A Bishop Loved by the People

Written by  Gianna Vancini
The cult of the Blessed Alberto Pandoni.
Two recently discovered contemporary documents confirm the approval of the cult of Bishop Alberto Pandoni of Ferrara.
Alberto Pandoni (c. 1200 - 1274) was born into the Brescia nobility. After serving in Rome, he was appointed bishop of Piacenza (1244-1246) by Pope Innocent IV. A proponent of Guelph principles, he soon found himself in conflict with the Ghibelline forces in Piacenza, and fled to Rome. In around 1258, Pope Alexander IV made him Bishop of Ferrara, where Pandoni remained until his death in 1274.

During his time in Piacenza, apart from his struggle with the Ghibellines and his attendance at the first Council of Lyon, Pandoni also founded the Studio Pubblico and improved the training of clergy. After years of forced exile in Rome, he arrived in Ferrara in around 1258 in time to witness the rising power of Azzo VII d'Este and the popular endorsement of Obizzo II (1264).

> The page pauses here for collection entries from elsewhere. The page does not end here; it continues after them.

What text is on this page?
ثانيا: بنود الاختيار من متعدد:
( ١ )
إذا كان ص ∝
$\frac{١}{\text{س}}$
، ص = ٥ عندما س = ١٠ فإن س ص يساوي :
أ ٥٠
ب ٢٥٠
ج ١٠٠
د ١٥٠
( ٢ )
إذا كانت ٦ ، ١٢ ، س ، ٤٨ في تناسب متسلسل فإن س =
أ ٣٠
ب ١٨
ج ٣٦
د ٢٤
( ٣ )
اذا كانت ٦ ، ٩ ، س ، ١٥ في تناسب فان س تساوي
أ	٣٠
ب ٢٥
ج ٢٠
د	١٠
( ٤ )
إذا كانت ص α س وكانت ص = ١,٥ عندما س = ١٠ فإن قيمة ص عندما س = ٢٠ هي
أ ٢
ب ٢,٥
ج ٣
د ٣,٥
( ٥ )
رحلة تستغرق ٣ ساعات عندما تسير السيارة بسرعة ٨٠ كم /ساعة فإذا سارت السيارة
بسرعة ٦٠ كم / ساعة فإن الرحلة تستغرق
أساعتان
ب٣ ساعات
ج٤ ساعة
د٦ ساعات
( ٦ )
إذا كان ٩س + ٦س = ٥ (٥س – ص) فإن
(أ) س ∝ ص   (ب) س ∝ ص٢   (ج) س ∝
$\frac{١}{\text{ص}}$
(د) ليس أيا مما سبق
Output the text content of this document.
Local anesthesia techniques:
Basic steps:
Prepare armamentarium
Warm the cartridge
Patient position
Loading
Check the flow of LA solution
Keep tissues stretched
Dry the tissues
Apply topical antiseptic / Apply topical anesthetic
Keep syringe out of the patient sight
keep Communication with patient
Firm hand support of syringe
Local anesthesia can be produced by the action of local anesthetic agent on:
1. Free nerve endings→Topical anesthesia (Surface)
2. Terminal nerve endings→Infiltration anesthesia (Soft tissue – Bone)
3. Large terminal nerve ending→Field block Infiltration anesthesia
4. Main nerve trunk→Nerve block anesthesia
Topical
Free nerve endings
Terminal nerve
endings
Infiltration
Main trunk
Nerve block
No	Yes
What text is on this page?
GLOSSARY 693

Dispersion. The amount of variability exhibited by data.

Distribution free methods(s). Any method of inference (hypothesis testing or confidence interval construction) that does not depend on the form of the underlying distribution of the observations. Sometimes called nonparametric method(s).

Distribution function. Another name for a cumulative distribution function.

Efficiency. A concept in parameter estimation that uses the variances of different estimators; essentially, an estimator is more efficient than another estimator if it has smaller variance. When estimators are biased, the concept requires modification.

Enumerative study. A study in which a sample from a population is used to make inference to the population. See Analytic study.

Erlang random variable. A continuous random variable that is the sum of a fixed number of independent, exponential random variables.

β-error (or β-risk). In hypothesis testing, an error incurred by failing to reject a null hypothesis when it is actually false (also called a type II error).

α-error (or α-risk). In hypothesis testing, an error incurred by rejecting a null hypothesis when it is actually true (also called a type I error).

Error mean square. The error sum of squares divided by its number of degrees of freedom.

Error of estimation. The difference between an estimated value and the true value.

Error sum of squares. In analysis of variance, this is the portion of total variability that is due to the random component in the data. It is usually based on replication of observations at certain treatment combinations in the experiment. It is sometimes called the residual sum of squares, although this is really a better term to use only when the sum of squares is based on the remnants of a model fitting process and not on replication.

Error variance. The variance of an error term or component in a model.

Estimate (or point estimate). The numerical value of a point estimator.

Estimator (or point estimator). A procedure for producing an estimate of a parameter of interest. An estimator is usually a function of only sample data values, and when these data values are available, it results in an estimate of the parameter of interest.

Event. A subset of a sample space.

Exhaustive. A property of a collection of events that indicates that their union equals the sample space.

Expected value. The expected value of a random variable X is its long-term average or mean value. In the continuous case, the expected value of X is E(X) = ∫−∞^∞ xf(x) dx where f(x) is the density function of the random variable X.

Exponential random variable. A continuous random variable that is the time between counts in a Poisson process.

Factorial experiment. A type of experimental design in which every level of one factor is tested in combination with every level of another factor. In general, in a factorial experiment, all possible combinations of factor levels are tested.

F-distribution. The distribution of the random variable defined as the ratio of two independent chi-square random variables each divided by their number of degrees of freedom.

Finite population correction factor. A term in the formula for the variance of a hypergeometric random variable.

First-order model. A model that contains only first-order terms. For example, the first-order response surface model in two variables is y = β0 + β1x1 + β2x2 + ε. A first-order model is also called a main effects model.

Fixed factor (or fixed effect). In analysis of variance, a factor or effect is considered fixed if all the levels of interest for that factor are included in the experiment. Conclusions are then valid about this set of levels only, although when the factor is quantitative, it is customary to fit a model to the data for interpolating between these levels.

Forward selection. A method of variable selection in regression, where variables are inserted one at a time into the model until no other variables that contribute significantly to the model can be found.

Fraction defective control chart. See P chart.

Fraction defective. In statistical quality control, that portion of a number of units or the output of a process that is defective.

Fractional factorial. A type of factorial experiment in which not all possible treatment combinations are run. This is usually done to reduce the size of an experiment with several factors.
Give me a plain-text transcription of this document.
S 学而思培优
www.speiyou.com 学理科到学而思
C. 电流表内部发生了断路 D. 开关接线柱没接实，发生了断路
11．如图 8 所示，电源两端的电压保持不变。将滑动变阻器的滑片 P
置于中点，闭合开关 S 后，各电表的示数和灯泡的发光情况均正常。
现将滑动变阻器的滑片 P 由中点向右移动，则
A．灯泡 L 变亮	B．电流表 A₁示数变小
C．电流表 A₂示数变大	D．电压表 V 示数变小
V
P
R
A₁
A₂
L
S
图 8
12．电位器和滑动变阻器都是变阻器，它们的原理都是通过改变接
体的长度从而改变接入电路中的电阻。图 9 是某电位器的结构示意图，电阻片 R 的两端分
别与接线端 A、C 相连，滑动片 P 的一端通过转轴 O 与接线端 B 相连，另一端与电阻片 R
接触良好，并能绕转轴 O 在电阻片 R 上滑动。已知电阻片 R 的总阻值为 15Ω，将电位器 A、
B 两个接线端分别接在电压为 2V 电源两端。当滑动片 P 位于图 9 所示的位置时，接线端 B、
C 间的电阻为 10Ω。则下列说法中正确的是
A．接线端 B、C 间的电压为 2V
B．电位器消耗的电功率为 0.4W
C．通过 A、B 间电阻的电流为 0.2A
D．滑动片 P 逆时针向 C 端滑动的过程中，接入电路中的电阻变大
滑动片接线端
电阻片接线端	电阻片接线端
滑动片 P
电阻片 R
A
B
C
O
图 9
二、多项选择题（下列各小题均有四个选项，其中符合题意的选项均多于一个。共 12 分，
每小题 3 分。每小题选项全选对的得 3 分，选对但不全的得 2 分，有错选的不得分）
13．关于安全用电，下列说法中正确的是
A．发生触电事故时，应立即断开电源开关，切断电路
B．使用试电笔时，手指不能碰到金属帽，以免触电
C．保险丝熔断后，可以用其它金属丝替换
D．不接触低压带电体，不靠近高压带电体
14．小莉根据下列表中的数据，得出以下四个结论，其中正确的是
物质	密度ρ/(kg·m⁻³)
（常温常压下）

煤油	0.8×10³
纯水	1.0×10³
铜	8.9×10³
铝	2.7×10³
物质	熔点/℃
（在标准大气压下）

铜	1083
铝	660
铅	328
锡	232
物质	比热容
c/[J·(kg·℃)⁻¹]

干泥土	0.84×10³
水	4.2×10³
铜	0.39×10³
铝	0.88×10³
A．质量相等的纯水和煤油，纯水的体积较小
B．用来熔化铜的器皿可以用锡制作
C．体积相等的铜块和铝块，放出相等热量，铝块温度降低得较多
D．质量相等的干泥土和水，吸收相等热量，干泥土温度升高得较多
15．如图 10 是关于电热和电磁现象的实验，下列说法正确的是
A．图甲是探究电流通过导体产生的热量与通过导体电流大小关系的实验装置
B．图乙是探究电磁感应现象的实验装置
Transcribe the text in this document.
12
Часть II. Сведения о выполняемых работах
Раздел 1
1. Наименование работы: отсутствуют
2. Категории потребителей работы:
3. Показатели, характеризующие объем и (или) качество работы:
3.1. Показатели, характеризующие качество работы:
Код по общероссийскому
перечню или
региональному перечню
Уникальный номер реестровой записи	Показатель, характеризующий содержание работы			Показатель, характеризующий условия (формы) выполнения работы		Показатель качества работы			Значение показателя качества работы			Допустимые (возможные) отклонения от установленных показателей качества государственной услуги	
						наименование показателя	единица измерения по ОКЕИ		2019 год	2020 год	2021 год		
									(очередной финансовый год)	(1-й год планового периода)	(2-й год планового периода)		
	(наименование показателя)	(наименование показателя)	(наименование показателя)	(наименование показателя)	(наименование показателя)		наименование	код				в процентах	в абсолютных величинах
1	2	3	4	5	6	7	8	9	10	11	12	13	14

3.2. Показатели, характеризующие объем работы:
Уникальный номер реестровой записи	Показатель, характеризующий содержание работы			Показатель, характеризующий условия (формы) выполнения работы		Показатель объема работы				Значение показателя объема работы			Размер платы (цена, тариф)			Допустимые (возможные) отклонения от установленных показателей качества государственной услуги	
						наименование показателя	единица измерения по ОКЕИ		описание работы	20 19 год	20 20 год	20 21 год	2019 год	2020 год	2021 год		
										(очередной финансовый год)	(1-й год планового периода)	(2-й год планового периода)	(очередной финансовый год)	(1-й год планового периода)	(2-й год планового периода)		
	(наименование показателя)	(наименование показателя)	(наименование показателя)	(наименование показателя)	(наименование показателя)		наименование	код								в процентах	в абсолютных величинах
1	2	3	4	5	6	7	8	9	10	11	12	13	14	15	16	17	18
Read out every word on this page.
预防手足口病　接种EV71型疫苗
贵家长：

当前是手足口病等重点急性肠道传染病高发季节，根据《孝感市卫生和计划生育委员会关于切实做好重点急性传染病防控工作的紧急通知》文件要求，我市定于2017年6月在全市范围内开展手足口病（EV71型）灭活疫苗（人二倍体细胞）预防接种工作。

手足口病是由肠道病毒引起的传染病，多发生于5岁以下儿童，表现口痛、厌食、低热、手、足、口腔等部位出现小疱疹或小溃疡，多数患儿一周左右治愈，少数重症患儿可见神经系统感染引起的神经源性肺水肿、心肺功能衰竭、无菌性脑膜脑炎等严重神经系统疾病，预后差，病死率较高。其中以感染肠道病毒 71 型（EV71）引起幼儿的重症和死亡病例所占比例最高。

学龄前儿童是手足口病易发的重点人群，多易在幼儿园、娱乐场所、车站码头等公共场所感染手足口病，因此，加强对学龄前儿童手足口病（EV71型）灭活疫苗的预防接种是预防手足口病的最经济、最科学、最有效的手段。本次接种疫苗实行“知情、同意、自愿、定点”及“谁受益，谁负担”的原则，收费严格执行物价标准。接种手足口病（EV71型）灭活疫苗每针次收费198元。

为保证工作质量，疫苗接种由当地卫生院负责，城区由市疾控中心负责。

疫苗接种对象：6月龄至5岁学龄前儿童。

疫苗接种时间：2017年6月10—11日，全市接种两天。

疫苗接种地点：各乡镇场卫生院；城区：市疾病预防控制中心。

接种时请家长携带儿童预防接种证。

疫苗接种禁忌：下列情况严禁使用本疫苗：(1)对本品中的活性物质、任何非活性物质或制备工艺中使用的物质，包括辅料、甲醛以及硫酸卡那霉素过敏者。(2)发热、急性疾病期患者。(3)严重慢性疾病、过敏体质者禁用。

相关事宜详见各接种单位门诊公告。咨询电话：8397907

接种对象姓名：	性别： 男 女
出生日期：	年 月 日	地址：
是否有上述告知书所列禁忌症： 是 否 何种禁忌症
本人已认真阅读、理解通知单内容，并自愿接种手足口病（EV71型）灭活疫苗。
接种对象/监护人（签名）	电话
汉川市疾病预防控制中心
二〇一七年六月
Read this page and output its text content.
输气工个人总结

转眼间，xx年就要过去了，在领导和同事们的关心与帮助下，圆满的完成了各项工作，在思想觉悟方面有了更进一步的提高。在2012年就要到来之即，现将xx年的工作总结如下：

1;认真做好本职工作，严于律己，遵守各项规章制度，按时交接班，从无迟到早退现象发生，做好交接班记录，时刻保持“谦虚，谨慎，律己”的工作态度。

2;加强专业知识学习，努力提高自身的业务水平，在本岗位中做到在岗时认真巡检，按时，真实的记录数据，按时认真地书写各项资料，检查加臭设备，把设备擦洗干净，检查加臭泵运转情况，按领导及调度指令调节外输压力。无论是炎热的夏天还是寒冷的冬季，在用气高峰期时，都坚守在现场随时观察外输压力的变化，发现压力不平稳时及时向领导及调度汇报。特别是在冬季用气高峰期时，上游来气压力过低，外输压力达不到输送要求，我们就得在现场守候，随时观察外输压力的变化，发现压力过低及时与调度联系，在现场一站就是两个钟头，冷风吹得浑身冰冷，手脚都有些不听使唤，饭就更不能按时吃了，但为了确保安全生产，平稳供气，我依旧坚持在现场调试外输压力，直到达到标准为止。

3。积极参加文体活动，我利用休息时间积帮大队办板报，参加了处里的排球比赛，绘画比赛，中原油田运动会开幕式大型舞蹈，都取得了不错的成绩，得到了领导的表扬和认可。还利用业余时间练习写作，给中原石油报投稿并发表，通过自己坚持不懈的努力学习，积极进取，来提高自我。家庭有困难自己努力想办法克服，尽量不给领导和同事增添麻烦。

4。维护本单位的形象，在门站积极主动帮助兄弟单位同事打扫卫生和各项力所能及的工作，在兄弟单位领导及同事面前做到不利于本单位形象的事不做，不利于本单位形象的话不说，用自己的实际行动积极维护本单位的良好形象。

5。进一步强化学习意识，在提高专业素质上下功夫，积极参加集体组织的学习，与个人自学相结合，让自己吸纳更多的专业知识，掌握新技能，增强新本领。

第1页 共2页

His pastoral work was such that the people of Ferrara immediately took him to their hearts. It is to Pandoni that Ferrara owes the construction of the former Bishop's Palace in Via Gorgadello and the completion of the Cathedral; in 1270 he gave official approval to the cult of the Blessed Beatrice II d'Este, the daughter of Azzo VII, and shortly before his death he blessed the foundation stone of the Church of S. Domenico.
On his death in 1274 he was buried, according to his wishes, in S. Giorgio fuori le mura; in 1419 his remains were transferred to a fifteenth century sarcophagus which serves an altar table in S. Benedetto. The veneration of the Blessed Alberto Pandoni, along with that of Saint Maurelio, was revived after the arrival of the Olivetans at the church of San Giorgio (c. 1415) and after the approval of the cultus ab immemorabili tempore in the Papal decree issued by Urban VIII in 1625.

In the Latin Codex Notae et additiones ad Italiam sacram Ughelli by Johannes Hyacinthus Sbaralea (1687-1764), we learn that official consent for Pandoni's veneration reached the Olivetan monks of S. Giorgio fuori le mura on 5 September 1734, and was solemnly celebrated. In 1734, too, under the abbothood of the Reverend Ignazio Antonelli, permission was given to remove a piece of bone from the sepulchre to provide a relic for public devotions on his Feast day. This took place on 2 September 1734, a Sunday, with the exposition of the silver statue and the Blessed Pandoni's relic on the high altar.

Cardinal Tommaso Ruffo was bishop of Ferrara from 1717 to 1738. Ruffo's time as bishop stands out by virtue of his strong personality: he was a bishop of great determination, a politician and a lover of the arts. Ruffo, who had a liking for celebrations and processions, and was well aware of the importance of local and popular devotions, encouraged the cult of Pandoni by staging solemn festivals.